Participants pilot the testimony-based lessons they’ve created in their own classrooms and present them to a professional audience at their school or elsewhere over the next year, and then reunite to present their lessons to next year’s cohort and receive feedback.

Participants came from all over Hungary and included middle-school and high-school teachers as well as, for the first time, two university educators. They represented multiple disciplines: History, Literature, Social Studies, Media, Chemistry, Mathematics, Computer Sciences, Language Arts (English, Spanish, German), and Ethics.

The program included sessions on local history and memory, the use of testimony in education, social psychology, the role of media and propaganda, ethical editing, hands-on sessions on the use of the Visual History Archive and IWitness, IWalks to two different locations in Budapest, and the larger picture about using testimony in the educational context of the 21st century.
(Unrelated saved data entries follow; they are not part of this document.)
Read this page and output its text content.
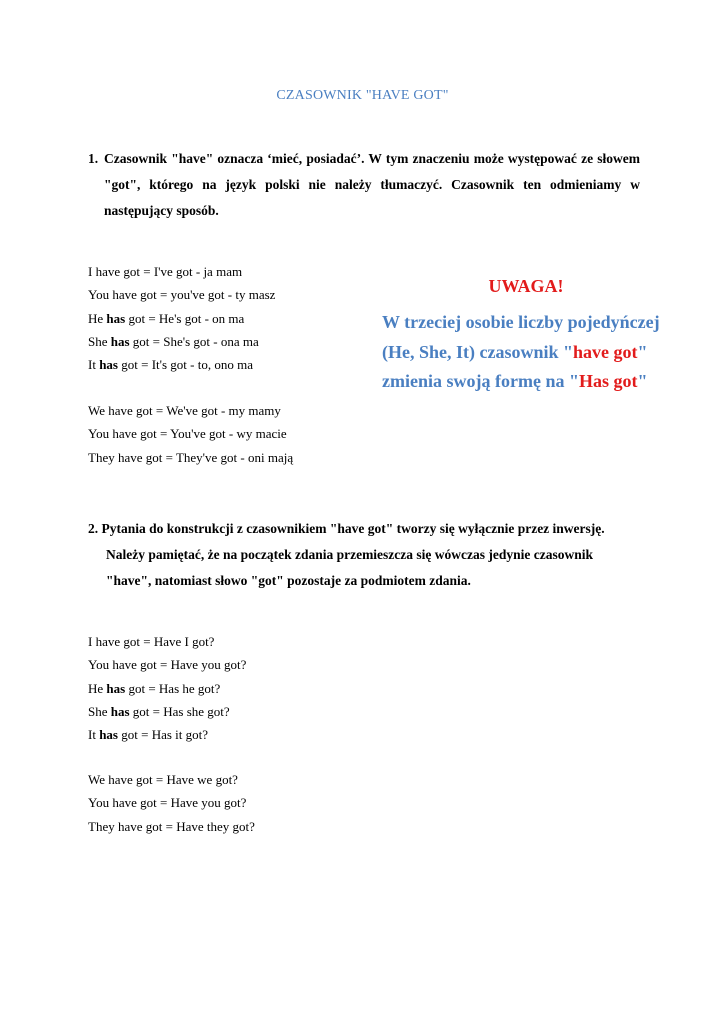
CZASOWNIK "HAVE GOT"
1. Czasownik "have" oznacza ‘mieć, posiadać’. W tym znaczeniu może występować ze słowem

"got", którego na język polski nie należy tłumaczyć. Czasownik ten odmieniamy w

następujący sposób.

I have got = I've got - ja mam
You have got = you've got - ty masz
He has got = He's got - on ma
She has got = She's got - ona ma
It has got = It's got - to, ono ma
We have got = We've got - my mamy
You have got = You've got - wy macie
They have got = They've got - oni mają
UWAGA!
W trzeciej osobie liczby pojedyńczej
(He, She, It) czasownik "have got"
zmienia swoją formę na "Has got"
2. Pytania do konstrukcji z czasownikiem "have got" tworzy się wyłącznie przez inwersję.
Należy pamiętać, że na początek zdania przemieszcza się wówczas jedynie czasownik
"have", natomiast słowo "got" pozostaje za podmiotem zdania.
I have got = Have I got?
You have got = Have you got?
He has got = Has he got?
She has got = Has she got?
It has got = Has it got?
We have got = Have we got?
You have got = Have you got?
They have got = Have they got?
In addition to Andrea Szőnyi, USC Shoah Foundation international training consultant based in Hungary who organized the program, presenters were local university experts Aletta Forrás-Biró (ELTE University, Faculty of Education and Psychology), Peter Berczi (librarian, Central European University), Ildikó Barna (sociologist, ELTE Faculty of Social Studies), Monika Kovács (ELTE University, Faculty of Education and Psychology). Kori Street, director of education at USC Shoah Foundation, also traveled to Budapest to give a presentation, as well as Martin Šmok, senior international training consultant for USC Shoah Foundation based in Czech Republic.

The participants’ initial plans for projects include: additional IWalks in several locations which will elaborate on the local history of the town or village using survivor testimonies from the VHA of people who lived in those particular locations and an IWitness activity in the English language. Other teachers would like to collaborate with a group of Polish students who would do the same activity as the Hungarian students, which could be the first European regional collaborative learning project.

Other teachers are planning to do lessons on the topic of anti-Semitism, on introducing Jewish religion and its diversity and a lesson or IWitness activity called “Returning to Nothing” about homecoming.

The participants provided very positive feedback at the end of the program, remarking that they feel more confident teaching about the Holocaust, they can’t wait to start working with testimony when school starts the fall, the program was creative and opened “a new world and new perspectives,” and Teaching with Testimony is “a must” for educators even if you don’t get any professional credits for participating.

One teacher commented on the network of Teaching with Testimony alumni that participants can now rely on: “The great thing about this program is that soon wherever I look in the country, there will be colleagues who have this knowledge."

Another was impressed by the endless possibilities of the Visual History Archive. "There are 109,000 hours of testimony, but everyone can find their own segments."